Questo sistema di monitoraggio che voi proponete, è usato in Italia?

Purtroppo no, in Italia abbiamo avuto ancora pochi riscontri. Però abbiamo sviluppato i nostri sistemi già in diverse parti del mondo, dal Bangladesh al Canada, passando per il Middle East. In Europa, ad esempio, siamo presenti in Germania.

Attraverso questa tecnologia, lo scontro di sabato si sarebbe potuto evitare?

Questo non possiamo dirlo, lo scontro è stato una fatalità veramente drammatica. Però sicuramente si può fare molto di più per prevenire questo genere di incidenti. Innanzitutto, come detto, osservare di più: se si è consapevoli del problema, si può agire di conseguenza.

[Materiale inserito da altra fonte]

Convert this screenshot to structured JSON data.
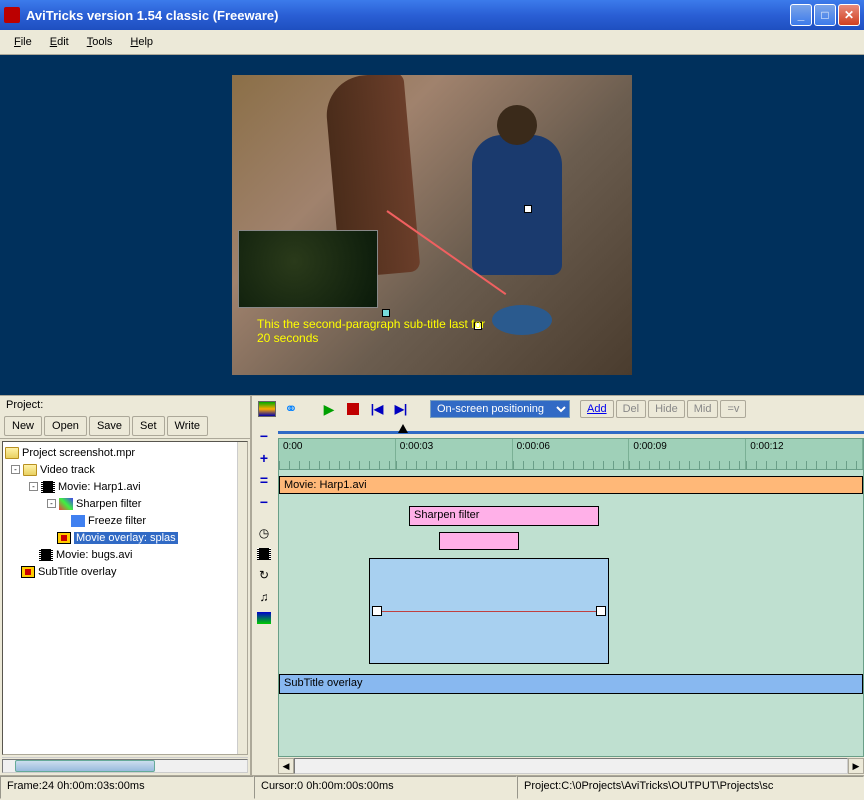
{
  "window": {
    "title": "AviTricks version 1.54 classic (Freeware)"
  },
  "menu": {
    "file": "File",
    "edit": "Edit",
    "tools": "Tools",
    "help": "Help"
  },
  "preview": {
    "subtitle_line1": "This the second-paragraph sub-title last for",
    "subtitle_line2": "20 seconds"
  },
  "project": {
    "label": "Project:",
    "buttons": {
      "new": "New",
      "open": "Open",
      "save": "Save",
      "set": "Set",
      "write": "Write"
    },
    "tree": {
      "root": "Project screenshot.mpr",
      "video_track": "Video track",
      "movie1": "Movie: Harp1.avi",
      "sharpen": "Sharpen filter",
      "freeze": "Freeze filter",
      "overlay": "Movie overlay: splas",
      "movie2": "Movie: bugs.avi",
      "subtitle": "SubTitle overlay"
    }
  },
  "timeline": {
    "mode": "On-screen positioning",
    "actions": {
      "add": "Add",
      "del": "Del",
      "hide": "Hide",
      "mid": "Mid",
      "ev": "=v"
    },
    "ticks": [
      "0:00",
      "0:00:03",
      "0:00:06",
      "0:00:09",
      "0:00:12"
    ],
    "clips": {
      "movie": "Movie: Harp1.avi",
      "sharpen": "Sharpen filter",
      "subtitle": "SubTitle overlay"
    }
  },
  "status": {
    "frame": "Frame:24  0h:00m:03s:00ms",
    "cursor": "Cursor:0   0h:00m:00s:00ms",
    "project_path": "Project:C:\\0Projects\\AviTricks\\OUTPUT\\Projects\\sc"
  }
}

Ma se il problema non si conosce, non si riesce a intervenire. Poi bisognerebbe cercare di fare attenzione alla tutela degli habitat e alla gestione dei rifiuti: per diminuire la presenza dei volatili negli aeroporti, ad esempio, si dovrebbe evitare di lasciare scarti di cibo, che invece li attraggono. Noi esseri umani abbiamo il compito di comunicare agli uccelli che quello è un ambiente potenzialmente pericoloso, da cui occorre stare lontani; invece noi spesso, inconsapevolmente, li attiriamo proprio lì.

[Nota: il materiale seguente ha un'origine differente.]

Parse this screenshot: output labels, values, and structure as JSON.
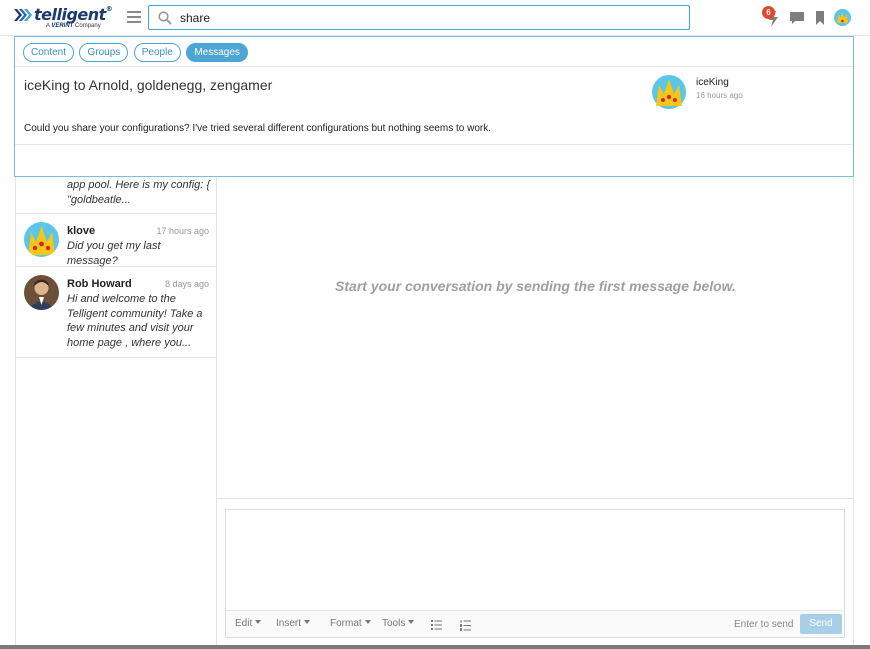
{
  "header": {
    "logo_word": "telligent",
    "logo_tm": "®",
    "logo_sub_prefix": "A",
    "logo_sub_brand": "VERINT",
    "logo_sub_suffix": "Company",
    "search_value": "share",
    "notification_count": "6"
  },
  "search_results": {
    "filters": [
      {
        "label": "Content",
        "active": false
      },
      {
        "label": "Groups",
        "active": false
      },
      {
        "label": "People",
        "active": false
      },
      {
        "label": "Messages",
        "active": true
      }
    ],
    "result": {
      "title": "iceKing to Arnold, goldenegg, zengamer",
      "author": "iceKing",
      "time": "16 hours ago",
      "body": "Could you share your configurations? I've tried several different configurations but nothing seems to work."
    }
  },
  "conversations": [
    {
      "name": "",
      "time": "",
      "preview": "app pool. Here is my config: { \"goldbeatle..."
    },
    {
      "name": "klove",
      "time": "17 hours ago",
      "preview": "Did you get my last message?"
    },
    {
      "name": "Rob Howard",
      "time": "8 days ago",
      "preview": "Hi and welcome to the Telligent community! Take a few minutes and visit your home page , where you..."
    }
  ],
  "main": {
    "empty_message": "Start your conversation by sending the first message below."
  },
  "composer": {
    "toolbar": {
      "edit": "Edit",
      "insert": "Insert",
      "format": "Format",
      "tools": "Tools"
    },
    "enter_to_send": "Enter to send",
    "send_label": "Send"
  }
}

Quando si verifica un bird strike, purtroppo, sicuramente gli uccelli perdono la vita. Nella maggior parte dei casi, invece, i velivoli non subiscono gravi danni. Alcune volte, in casi eccezionali come quello di Torino, muoiono anche delle persone.

Noi di LAV chiediamo quindi che, a difesa di tutti, animali e esseri umani, il Ministro delle Infrastrutture e dei Trasporti, Matteo Salvini, l’Enac e tutte le altre Istituzioni corresponsabili di quanto accaduto prendano provvedimenti adeguati e conducano l’Italia sulla via dell’innovazione e della tecnologia, investendo in strumentazioni e metodi di monitoraggio non cruenti – che esistono già - che permetteranno davvero di mitigare il fenomeno degli scontri.